Il nuovo servizio non è stato visto però di buon occhio nè dagli utenti, che parlano di sfruttamento delle informazioni, nè dagli esperti del settore, che vedono questa nuova applicazione come un flop. Innanzitutto perchè non è una novità ed è anche più costosa degli altri social network  (il prezzo che si paga su Tumblr, ad esempio, è di 5 dollari). Poi, perchè andrebbe contro lo stesso algoritmo che ha distinto Facebook dalle altre piattaforme, l'Edgerank, che determina la visibilità di un post non in base alla cronologia, ma in base al numero di interazioni che avviene tra emittente e ricevente. L'algoritmo, in pratica, seleziona e dà un valore agli utenti con i quali si interagisce di più. Eli Pariser lo chiama "filter bubble", ovvero un mondo sociale limitato soltanto a quelle persone a cui si assegna un "like", perciò sarebbe assurdo pagare per visualizzare un post che il sistema probabilmente nasconderà. Oltretutto, l'opzione "notizie più recenti" permette all'utente di vedere post e commenti anche in ordine cronologico.
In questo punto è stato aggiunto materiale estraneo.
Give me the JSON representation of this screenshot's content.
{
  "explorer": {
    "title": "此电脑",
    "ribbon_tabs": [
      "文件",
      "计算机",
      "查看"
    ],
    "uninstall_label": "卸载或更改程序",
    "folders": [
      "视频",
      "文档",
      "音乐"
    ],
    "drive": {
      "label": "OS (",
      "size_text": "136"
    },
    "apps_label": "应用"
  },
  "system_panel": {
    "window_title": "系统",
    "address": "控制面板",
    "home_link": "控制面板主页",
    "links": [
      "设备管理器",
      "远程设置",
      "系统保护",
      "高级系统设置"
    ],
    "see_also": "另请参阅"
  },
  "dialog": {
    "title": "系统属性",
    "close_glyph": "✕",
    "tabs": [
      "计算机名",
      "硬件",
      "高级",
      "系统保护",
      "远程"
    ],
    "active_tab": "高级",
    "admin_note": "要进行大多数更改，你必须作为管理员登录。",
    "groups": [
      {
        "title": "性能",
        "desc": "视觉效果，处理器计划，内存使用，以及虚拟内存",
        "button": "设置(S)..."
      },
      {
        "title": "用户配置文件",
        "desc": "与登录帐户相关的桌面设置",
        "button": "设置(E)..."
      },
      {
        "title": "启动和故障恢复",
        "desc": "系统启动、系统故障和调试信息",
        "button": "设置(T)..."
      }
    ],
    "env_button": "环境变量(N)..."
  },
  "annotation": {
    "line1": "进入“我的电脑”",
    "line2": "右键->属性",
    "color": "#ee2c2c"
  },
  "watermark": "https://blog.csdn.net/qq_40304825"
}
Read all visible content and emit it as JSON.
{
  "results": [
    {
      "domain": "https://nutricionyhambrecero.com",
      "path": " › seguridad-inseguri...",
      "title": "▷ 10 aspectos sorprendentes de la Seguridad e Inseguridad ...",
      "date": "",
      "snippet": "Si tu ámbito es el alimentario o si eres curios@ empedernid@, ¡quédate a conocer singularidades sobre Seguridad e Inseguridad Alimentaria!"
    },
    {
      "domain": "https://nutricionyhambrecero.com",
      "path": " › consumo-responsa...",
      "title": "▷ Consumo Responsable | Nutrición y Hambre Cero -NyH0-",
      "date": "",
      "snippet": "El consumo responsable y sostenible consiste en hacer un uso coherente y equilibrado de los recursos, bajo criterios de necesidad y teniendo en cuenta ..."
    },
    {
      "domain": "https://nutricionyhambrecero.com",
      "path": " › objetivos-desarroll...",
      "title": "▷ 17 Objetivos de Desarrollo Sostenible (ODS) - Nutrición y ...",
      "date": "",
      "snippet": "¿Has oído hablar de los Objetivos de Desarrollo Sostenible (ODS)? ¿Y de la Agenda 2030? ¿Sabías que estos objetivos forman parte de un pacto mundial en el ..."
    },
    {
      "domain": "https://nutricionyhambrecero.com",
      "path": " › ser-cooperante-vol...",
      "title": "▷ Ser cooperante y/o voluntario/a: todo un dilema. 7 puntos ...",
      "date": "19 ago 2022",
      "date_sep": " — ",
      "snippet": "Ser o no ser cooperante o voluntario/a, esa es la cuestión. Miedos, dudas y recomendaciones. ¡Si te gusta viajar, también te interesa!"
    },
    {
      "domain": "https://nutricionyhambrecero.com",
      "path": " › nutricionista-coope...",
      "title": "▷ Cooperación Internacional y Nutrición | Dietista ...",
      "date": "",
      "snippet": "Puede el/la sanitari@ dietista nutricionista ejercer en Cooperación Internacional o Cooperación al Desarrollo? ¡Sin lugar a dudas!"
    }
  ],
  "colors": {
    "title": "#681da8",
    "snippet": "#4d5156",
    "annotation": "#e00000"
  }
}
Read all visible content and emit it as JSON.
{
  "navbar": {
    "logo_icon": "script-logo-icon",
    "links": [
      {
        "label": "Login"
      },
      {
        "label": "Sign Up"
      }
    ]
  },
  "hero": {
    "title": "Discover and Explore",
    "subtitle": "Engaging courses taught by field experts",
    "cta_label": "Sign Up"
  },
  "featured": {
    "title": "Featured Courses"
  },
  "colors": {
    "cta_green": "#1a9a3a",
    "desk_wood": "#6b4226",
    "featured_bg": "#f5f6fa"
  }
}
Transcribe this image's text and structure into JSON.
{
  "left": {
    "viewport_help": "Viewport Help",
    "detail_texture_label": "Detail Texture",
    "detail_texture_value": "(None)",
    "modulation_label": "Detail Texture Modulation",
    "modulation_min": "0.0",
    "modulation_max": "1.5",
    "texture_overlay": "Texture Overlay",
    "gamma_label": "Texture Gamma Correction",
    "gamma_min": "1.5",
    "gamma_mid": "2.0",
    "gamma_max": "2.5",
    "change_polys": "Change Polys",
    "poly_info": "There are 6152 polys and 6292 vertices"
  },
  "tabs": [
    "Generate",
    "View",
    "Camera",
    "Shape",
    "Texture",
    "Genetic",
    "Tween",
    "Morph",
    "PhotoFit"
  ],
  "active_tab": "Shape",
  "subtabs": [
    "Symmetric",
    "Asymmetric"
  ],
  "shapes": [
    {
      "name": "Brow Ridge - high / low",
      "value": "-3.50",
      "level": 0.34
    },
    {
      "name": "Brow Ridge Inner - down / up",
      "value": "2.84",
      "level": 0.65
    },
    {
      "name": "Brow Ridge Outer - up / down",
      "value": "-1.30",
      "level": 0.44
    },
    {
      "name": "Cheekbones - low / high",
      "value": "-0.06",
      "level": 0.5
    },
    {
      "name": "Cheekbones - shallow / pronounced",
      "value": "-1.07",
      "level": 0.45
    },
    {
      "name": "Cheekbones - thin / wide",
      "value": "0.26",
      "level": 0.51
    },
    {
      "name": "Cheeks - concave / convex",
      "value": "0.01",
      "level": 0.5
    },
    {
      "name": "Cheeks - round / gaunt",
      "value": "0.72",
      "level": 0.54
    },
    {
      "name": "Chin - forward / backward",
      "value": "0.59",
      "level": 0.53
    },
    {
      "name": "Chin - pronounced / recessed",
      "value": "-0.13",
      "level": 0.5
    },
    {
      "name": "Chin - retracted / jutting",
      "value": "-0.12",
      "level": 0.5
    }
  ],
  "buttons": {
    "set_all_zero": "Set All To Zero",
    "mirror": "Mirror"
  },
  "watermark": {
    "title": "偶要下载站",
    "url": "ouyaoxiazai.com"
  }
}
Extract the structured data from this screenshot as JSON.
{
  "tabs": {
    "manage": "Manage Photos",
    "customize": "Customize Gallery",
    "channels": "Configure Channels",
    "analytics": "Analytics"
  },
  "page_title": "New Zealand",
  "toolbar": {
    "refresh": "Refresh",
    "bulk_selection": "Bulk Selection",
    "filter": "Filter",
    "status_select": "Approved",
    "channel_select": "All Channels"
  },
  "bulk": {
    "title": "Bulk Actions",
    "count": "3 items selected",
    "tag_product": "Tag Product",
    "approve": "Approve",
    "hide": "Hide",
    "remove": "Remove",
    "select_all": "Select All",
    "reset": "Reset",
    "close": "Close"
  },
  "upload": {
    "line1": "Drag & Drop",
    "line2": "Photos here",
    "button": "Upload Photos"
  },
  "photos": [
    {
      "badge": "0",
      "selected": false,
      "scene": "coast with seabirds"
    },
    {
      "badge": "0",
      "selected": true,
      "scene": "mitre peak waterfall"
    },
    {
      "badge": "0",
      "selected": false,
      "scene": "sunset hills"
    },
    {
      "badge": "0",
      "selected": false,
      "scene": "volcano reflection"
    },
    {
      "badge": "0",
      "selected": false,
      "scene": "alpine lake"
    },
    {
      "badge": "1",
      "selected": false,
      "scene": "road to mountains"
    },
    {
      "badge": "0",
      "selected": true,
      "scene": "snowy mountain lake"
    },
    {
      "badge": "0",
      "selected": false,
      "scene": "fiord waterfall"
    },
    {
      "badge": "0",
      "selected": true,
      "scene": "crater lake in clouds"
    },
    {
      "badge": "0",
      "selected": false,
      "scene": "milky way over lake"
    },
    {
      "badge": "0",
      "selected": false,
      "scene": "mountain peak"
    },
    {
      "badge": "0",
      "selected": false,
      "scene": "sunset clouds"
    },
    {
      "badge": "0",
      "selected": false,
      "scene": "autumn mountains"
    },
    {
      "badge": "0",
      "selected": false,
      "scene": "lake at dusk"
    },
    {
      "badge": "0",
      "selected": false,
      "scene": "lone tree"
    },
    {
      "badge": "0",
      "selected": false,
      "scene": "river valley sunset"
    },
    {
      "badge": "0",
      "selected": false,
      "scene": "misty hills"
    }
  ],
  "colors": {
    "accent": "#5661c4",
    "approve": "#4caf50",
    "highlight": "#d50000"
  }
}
Con i suoi pro e contro, il progetto è partito negli Stati Uniti da due mesi e ha principalmente lo scopo di aumentare la redditività del social network di Menlo Park, cercando di colmare le aspettative di boom economico che Mark Zuckerberg prevedeva quando il 18 maggio scorso ha lanciato il suo prodotto sul mercato, con una IPO (Initial Public Offering) da 18,4 miliardi di dollari, la seconda più grande della storia dopo quella del gruppo Visa. Un'operazione che per vari motivi è risultata fallimentare, visto che l'azienda americana ha chiuso il terzo trimestre del 2012 in rosso di quasi 59 milioni di dollari.